Nova York, cantada em tantas músicas, cenários de tantos filmes e séries é conhecida por sua vibrante vida cultural, com teatros e museus magníficos, além de ser uma cidade multicultural, um centro financeiro e o lar de cerca de 2 milhões de ratos.
Sim, ratos são o assunto do momento na grande metrópole, a ponto do Prefeito Eric Adams os declarar “inimigos públicos número 1” e nomear uma pessoa dedicada exclusivamente ao combate a eles: a diretora de mitigação de roedores, apelidada pela população de “czarina dos ratos”. Porém, apesar do apelo midiático e dos esforços governamentais, a “Guerra aos Ratos” está fadada ao fracasso, segundo o ecologista urbano Jason Munshi-South, que estuda o tema há mais de uma década.
Em artigo para o jornal New York Times publicado na última semana, o cientista faz um raio-x do problema que poderia servir para tantas políticas públicas equivocadas de nossos tempos: a vazia retórica belicista, métodos violentos e sem embasamento científico, a falta de atenção aos fatores socioambientais que contribuem para o agravamento do fenômeno, como a desigualdade social e as mudanças climáticas. O resultado: piora nas condições de saúde física e mental da população atingida.

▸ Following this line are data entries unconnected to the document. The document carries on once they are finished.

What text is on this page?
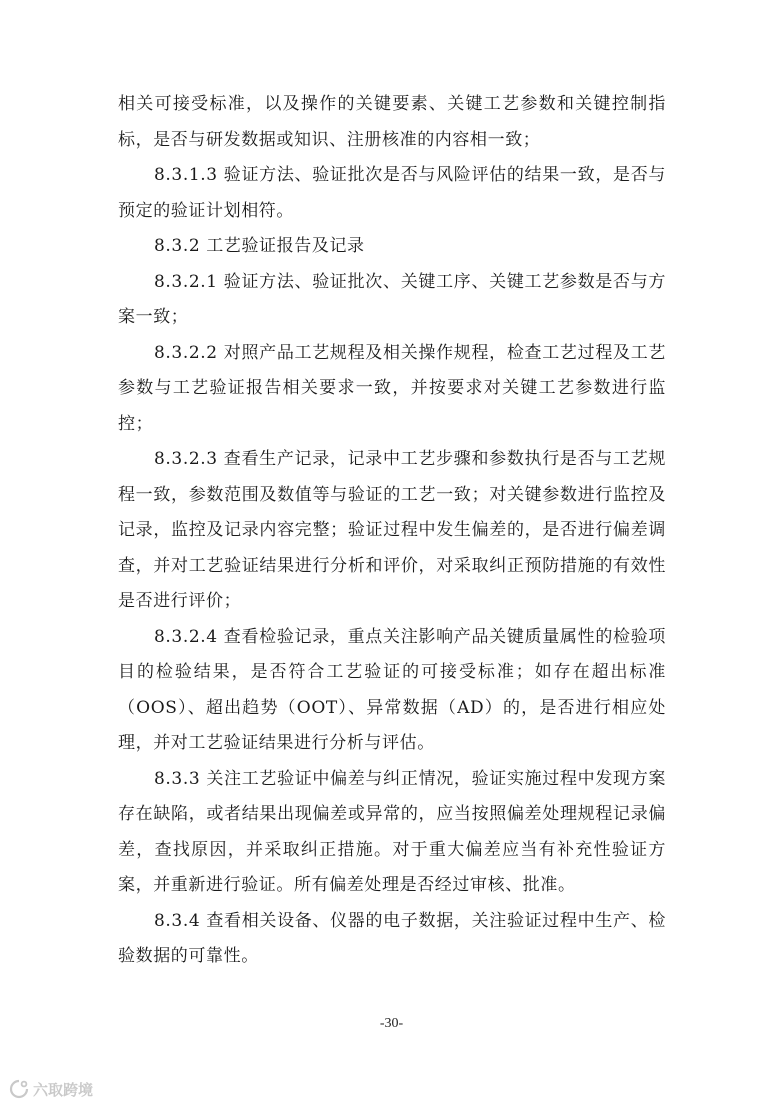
相关可接受标准，以及操作的关键要素、关键工艺参数和关键控制指标，是否与研发数据或知识、注册核准的内容相一致；

8.3.1.3 验证方法、验证批次是否与风险评估的结果一致，是否与预定的验证计划相符。

8.3.2 工艺验证报告及记录

8.3.2.1 验证方法、验证批次、关键工序、关键工艺参数是否与方案一致；

8.3.2.2 对照产品工艺规程及相关操作规程，检查工艺过程及工艺参数与工艺验证报告相关要求一致，并按要求对关键工艺参数进行监控；

8.3.2.3 查看生产记录，记录中工艺步骤和参数执行是否与工艺规程一致，参数范围及数值等与验证的工艺一致；对关键参数进行监控及记录，监控及记录内容完整；验证过程中发生偏差的，是否进行偏差调查，并对工艺验证结果进行分析和评价，对采取纠正预防措施的有效性是否进行评价；

8.3.2.4 查看检验记录，重点关注影响产品关键质量属性的检验项目的检验结果，是否符合工艺验证的可接受标准；如存在超出标准（OOS）、超出趋势（OOT）、异常数据（AD）的，是否进行相应处理，并对工艺验证结果进行分析与评估。

8.3.3 关注工艺验证中偏差与纠正情况，验证实施过程中发现方案存在缺陷，或者结果出现偏差或异常的，应当按照偏差处理规程记录偏差，查找原因，并采取纠正措施。对于重大偏差应当有补充性验证方案，并重新进行验证。所有偏差处理是否经过审核、批准。

8.3.4 查看相关设备、仪器的电子数据，关注验证过程中生产、检验数据的可靠性。

-30-
六取跨境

Na falta de um “flautista de Hamelin” que pudesse resolver o problema, Kathleen Corradi foi contratada por demonstrar “o impulso, a determinação e o instinto assassino necessários para lutar contra o verdadeiro inimigo – a implacável população de ratos da cidade de Nova York”. Qualquer semelhança com a chamada “Guerra às Drogas” não é mera coincidência.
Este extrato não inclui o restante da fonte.